Kisah perjumpaan Tuhan Yesus dengan perempuan Samaria merupakan kisah yang sangat dikenal. Karena kisah ini mempunyai keunikan dalam konteks zamannya. Keunikan ini bahkan dapat terus menjadi peringatan dan pelajaran bagi kita secara khusus umat Tuhan di sepanjang sejarah. Perjumpaan Tuhan Yesus dengan perempuan Samaria meruntuhkan rintangan/tembok pemisah diantara keduanya.
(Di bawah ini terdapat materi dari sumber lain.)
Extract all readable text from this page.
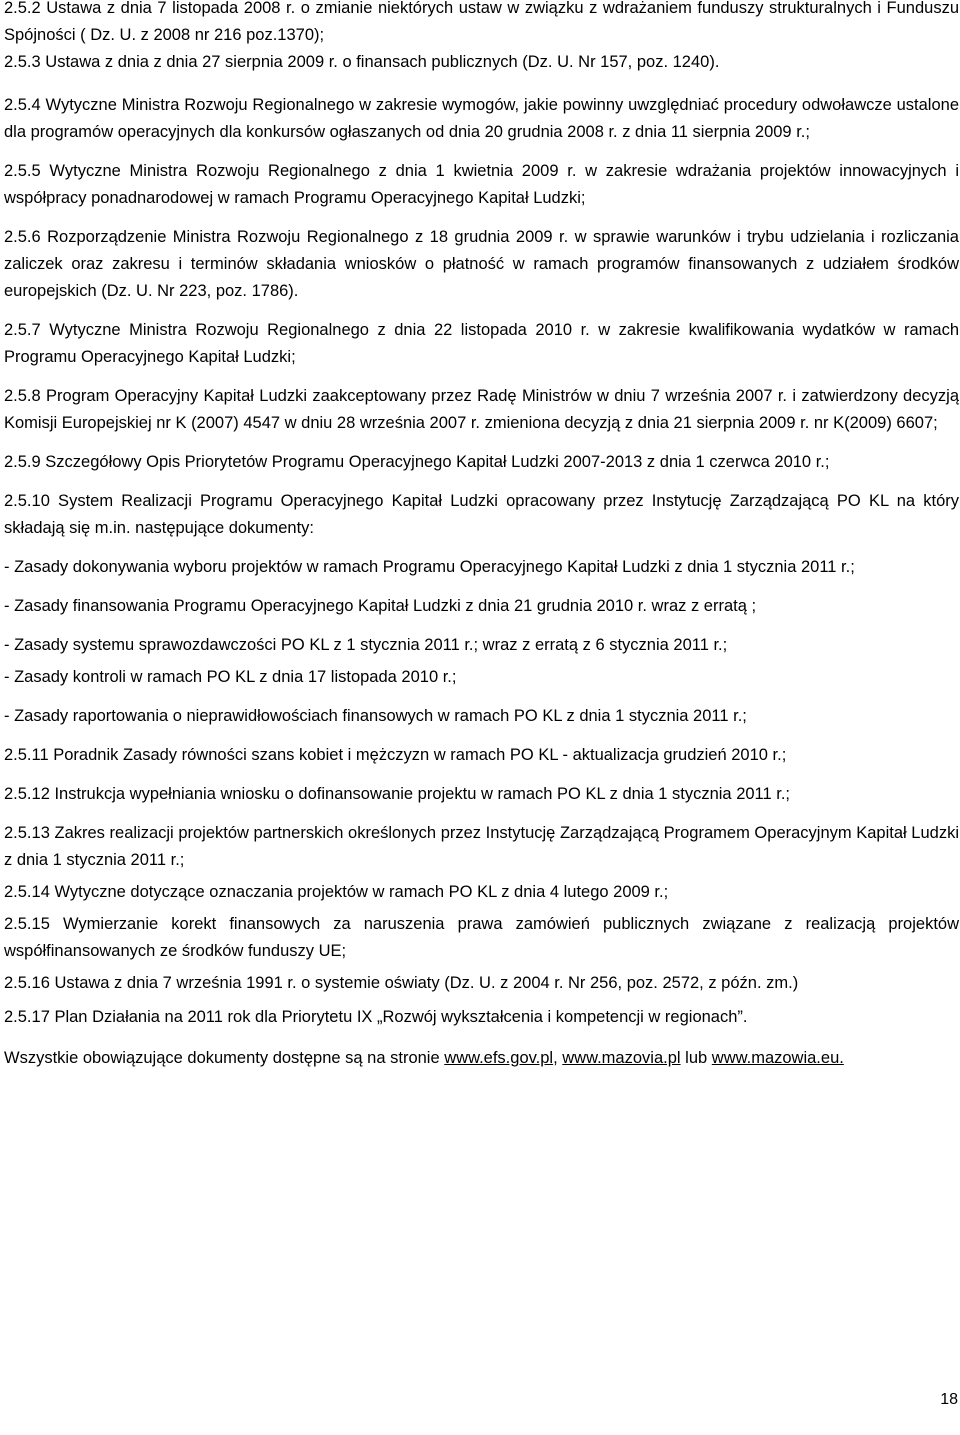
2.5.2 Ustawa z dnia 7 listopada 2008 r. o zmianie niektórych ustaw w związku z wdrażaniem funduszy strukturalnych i Funduszu Spójności ( Dz. U. z 2008 nr 216 poz.1370);

2.5.3 Ustawa z dnia z dnia 27 sierpnia 2009 r. o finansach publicznych (Dz. U. Nr 157, poz. 1240).

2.5.4 Wytyczne Ministra Rozwoju Regionalnego w zakresie wymogów, jakie powinny uwzględniać procedury odwoławcze ustalone dla programów operacyjnych dla konkursów ogłaszanych od dnia 20 grudnia 2008 r. z dnia 11 sierpnia 2009 r.;

2.5.5 Wytyczne Ministra Rozwoju Regionalnego z dnia 1 kwietnia 2009 r. w zakresie wdrażania projektów innowacyjnych i współpracy ponadnarodowej w ramach Programu Operacyjnego Kapitał Ludzki;

2.5.6 Rozporządzenie Ministra Rozwoju Regionalnego z 18 grudnia 2009 r. w sprawie warunków i trybu udzielania i rozliczania zaliczek oraz zakresu i terminów składania wniosków o płatność w ramach programów finansowanych z udziałem środków europejskich (Dz. U. Nr 223, poz. 1786).

2.5.7 Wytyczne Ministra Rozwoju Regionalnego z dnia 22 listopada 2010 r. w zakresie kwalifikowania wydatków w ramach Programu Operacyjnego Kapitał Ludzki;

2.5.8 Program Operacyjny Kapitał Ludzki zaakceptowany przez Radę Ministrów w dniu 7 września 2007 r. i zatwierdzony decyzją Komisji Europejskiej nr K (2007) 4547 w dniu 28 września 2007 r. zmieniona decyzją z dnia 21 sierpnia 2009 r. nr K(2009) 6607;

2.5.9 Szczegółowy Opis Priorytetów Programu Operacyjnego Kapitał Ludzki 2007-2013 z dnia 1 czerwca 2010 r.;

2.5.10 System Realizacji Programu Operacyjnego Kapitał Ludzki opracowany przez Instytucję Zarządzającą PO KL na który składają się m.in. następujące dokumenty:

- Zasady dokonywania wyboru projektów w ramach Programu Operacyjnego Kapitał Ludzki z dnia 1 stycznia 2011 r.;

- Zasady finansowania Programu Operacyjnego Kapitał Ludzki z dnia 21 grudnia 2010 r. wraz z erratą ;

- Zasady systemu sprawozdawczości PO KL z 1 stycznia 2011 r.; wraz z erratą z 6 stycznia 2011 r.;

- Zasady kontroli w ramach PO KL z dnia 17 listopada 2010 r.;

- Zasady raportowania o nieprawidłowościach finansowych w ramach PO KL z dnia 1 stycznia 2011 r.;

2.5.11 Poradnik Zasady równości szans kobiet i mężczyzn w ramach PO KL - aktualizacja grudzień 2010 r.;

2.5.12 Instrukcja wypełniania wniosku o dofinansowanie projektu w ramach PO KL z dnia 1 stycznia 2011 r.;

2.5.13 Zakres realizacji projektów partnerskich określonych przez Instytucję Zarządzającą Programem Operacyjnym Kapitał Ludzki z dnia 1 stycznia 2011 r.;

2.5.14 Wytyczne dotyczące oznaczania projektów w ramach PO KL z dnia 4 lutego 2009 r.;

2.5.15 Wymierzanie korekt finansowych za naruszenia prawa zamówień publicznych związane z realizacją projektów współfinansowanych ze środków funduszy UE;

2.5.16 Ustawa z dnia 7 września 1991 r. o systemie oświaty (Dz. U. z 2004 r. Nr 256, poz. 2572, z późn. zm.)

2.5.17 Plan Działania na 2011 rok dla Priorytetu IX „Rozwój wykształcenia i kompetencji w regionach”.

Wszystkie obowiązujące dokumenty dostępne są na stronie www.efs.gov.pl, www.mazovia.pl lub www.mazowia.eu.

18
Pertama, Rintangan Ras. Samaria merupakan Ibu Kota dari Kerajaan Utara (10 Suku) yang pecahan Israel sesudah pemerintahan Salomo. Abad ke-8 SM (700 SM) mereka dijajah oleh Asyur (Hari ini Irak dan Iran) dan mengalami pembuangan. Selama masa inilah terjadi percampuran (kawin campur) dengan bangsa lain, tidak lagi Israel murni. Salah satu tokoh terkenal yaitu Ester yang menjadi Ratu Persia. Bdk. 2 Raja. 17:21-24. Tidak heran Samaria selalu dipandang rendah oleh Israel karena dipandang sebagai ras yang gagal menjaga kemurniannya.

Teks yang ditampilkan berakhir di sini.